Toronto Star

Hitchcock was way ahead of the curve on 3-D moviemakin­g

Dial M for Murder at Tiff Bell Lightbox

- PETER HOWELL MOVIE CRITIC

Legend has it Alfred Hitchcock considered it Dial G for Gimmick when Warner Bros. instructed him to shoot Dial M for Murderin 3-D in the summer of 1953.

It would be an understate­ment to say he wasn’t a fan of the process, with its cumbersome cameras and nerdy two-tone glasses.

Pro that he was, the old master not only tried 3-D, he found ways to make it leap off the screen the way it’s supposed to — such as in the film’s famous scissors scene, which cuts as sharp as Bunuel’s blade.
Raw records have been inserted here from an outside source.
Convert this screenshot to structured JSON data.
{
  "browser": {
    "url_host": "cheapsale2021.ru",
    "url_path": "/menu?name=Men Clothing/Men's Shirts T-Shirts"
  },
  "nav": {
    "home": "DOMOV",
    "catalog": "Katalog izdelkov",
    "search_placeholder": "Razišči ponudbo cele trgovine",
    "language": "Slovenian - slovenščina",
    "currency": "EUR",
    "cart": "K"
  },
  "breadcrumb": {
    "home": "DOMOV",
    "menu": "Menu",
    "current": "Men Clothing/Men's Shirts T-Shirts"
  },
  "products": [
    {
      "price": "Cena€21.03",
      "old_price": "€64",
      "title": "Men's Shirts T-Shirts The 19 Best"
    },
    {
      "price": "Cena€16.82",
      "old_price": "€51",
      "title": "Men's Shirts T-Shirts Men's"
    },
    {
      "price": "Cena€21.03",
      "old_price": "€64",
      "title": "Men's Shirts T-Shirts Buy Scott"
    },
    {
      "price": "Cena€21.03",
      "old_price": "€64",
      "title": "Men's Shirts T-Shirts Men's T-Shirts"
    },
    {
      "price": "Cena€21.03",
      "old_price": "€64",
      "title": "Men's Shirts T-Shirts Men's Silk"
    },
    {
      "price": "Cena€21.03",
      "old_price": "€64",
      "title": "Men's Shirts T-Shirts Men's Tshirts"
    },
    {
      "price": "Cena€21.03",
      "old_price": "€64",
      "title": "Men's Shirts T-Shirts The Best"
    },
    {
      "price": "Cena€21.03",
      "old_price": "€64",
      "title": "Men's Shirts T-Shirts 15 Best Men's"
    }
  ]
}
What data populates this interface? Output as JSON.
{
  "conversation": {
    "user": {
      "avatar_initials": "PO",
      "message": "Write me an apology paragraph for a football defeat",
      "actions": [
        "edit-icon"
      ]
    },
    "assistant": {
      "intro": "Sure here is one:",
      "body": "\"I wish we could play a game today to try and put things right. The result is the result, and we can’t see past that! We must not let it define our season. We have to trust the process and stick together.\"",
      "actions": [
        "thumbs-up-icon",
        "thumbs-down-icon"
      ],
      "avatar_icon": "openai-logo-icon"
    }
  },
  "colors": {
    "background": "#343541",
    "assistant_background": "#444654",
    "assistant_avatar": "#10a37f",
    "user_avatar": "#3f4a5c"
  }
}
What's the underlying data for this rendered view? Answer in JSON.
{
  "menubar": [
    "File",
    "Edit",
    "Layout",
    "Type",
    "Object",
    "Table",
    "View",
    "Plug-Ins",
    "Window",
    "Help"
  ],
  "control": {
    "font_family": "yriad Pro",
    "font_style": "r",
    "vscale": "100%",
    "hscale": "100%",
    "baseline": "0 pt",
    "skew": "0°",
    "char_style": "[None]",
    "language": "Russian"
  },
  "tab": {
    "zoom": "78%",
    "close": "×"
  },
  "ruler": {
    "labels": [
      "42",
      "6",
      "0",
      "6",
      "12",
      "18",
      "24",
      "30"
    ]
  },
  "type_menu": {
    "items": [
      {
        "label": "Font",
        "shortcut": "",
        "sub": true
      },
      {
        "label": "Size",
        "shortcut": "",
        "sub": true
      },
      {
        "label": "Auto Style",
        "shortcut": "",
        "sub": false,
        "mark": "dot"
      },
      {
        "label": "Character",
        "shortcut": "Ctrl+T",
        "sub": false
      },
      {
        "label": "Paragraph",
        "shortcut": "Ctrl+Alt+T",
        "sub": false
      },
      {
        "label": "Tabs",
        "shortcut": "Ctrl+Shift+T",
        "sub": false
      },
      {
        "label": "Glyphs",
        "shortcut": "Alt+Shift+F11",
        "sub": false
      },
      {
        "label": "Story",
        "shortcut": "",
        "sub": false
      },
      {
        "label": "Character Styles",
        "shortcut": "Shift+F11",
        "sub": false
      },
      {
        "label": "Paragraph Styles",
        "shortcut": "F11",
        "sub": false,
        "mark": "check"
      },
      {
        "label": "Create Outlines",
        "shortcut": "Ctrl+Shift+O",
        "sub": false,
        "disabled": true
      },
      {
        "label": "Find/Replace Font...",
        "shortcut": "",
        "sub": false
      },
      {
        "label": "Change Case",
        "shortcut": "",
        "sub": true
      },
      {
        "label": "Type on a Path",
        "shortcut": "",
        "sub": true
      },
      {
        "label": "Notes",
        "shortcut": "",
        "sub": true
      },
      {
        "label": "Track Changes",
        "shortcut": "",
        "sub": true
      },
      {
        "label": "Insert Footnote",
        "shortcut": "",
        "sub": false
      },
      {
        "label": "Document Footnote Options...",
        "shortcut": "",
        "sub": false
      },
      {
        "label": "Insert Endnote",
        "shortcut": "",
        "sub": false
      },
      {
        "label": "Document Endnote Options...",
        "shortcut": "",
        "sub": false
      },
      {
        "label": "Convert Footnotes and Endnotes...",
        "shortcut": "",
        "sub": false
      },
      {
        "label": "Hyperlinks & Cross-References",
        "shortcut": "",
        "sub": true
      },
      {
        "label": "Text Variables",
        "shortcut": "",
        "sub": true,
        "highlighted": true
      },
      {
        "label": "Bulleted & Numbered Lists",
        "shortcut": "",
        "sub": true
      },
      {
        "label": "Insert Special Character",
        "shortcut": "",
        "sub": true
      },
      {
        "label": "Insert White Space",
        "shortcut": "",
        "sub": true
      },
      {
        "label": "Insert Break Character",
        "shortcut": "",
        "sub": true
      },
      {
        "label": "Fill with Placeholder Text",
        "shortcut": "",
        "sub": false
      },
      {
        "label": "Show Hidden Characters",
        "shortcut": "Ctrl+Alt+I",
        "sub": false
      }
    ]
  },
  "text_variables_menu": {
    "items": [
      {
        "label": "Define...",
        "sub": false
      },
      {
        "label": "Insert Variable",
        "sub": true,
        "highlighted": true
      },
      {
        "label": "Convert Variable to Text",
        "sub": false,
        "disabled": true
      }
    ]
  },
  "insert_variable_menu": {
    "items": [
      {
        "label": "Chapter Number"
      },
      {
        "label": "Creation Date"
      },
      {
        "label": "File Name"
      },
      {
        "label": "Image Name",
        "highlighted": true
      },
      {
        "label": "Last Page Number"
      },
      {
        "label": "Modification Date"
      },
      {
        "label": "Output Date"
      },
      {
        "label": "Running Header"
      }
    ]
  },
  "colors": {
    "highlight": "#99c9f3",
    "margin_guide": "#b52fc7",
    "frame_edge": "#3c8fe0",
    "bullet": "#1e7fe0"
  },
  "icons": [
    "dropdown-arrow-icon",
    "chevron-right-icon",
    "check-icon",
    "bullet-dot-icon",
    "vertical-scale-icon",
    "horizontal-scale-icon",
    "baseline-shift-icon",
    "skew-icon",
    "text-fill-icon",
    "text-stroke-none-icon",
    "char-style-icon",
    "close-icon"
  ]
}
Dial M for Murder, now playing at TIFF Bell Lightbox with a handsomely restored print and updated third dimension, would be his only feature foray into 3-D and his first to star Grace Kelly.

Dial M rarely makes the Top 10 lists of Hitch fans, and didn’t appear at all in Sight & Sound’s Top 250 Greatest Films of all Time list of this past summer, which was topped by Hitch’s Vertigo. Adapted from Frederick Knott’s successful stage play (Knott also wrote the screenplay), Dial M opened in 1954 to something less than thunderous applause: Variety sniffed that it “talks up much more suspense than it actually delivers.” The film was left in the dust of that year’s more successful Hitchcock film, Rear Window. Ensuing years have been kinder to Dial M, with appreciati­on growing for more than just its still-potent 3-D shocks. The film showcases some of Hitchcock’s finest tropes, including his belief that suspense is all in the waiting (the killer behind the curtain) and his love of skewering “perfect crime” advocates. Dial M’s perfect-crime folly comes through the avarice of Tony Wendice (Ray Milland), a former tennis ace married to the wealthy Margot (Grace Kelly). He’s been plotting her demise, having learned of her affair with crime novelist Mark Halliday (Robert Cummings).

Tony blackmails a shifty former schoolmate named Swann (Anthony Dawson) into participat­ing in a murder scheme that seems deceptivel­y simple: a dialed telephone, a secret key, a lady’s early bedtime routine and a boys’ night out.

What Tony doesn’t count on is a faulty watch, a clumsy oaf, a curious copper (the great John Williams) and those infernal scissors.

It’s a tidy thriller about untidy humans, and a welcome demonstrat­ion of 3-D that literally cuts through the hype.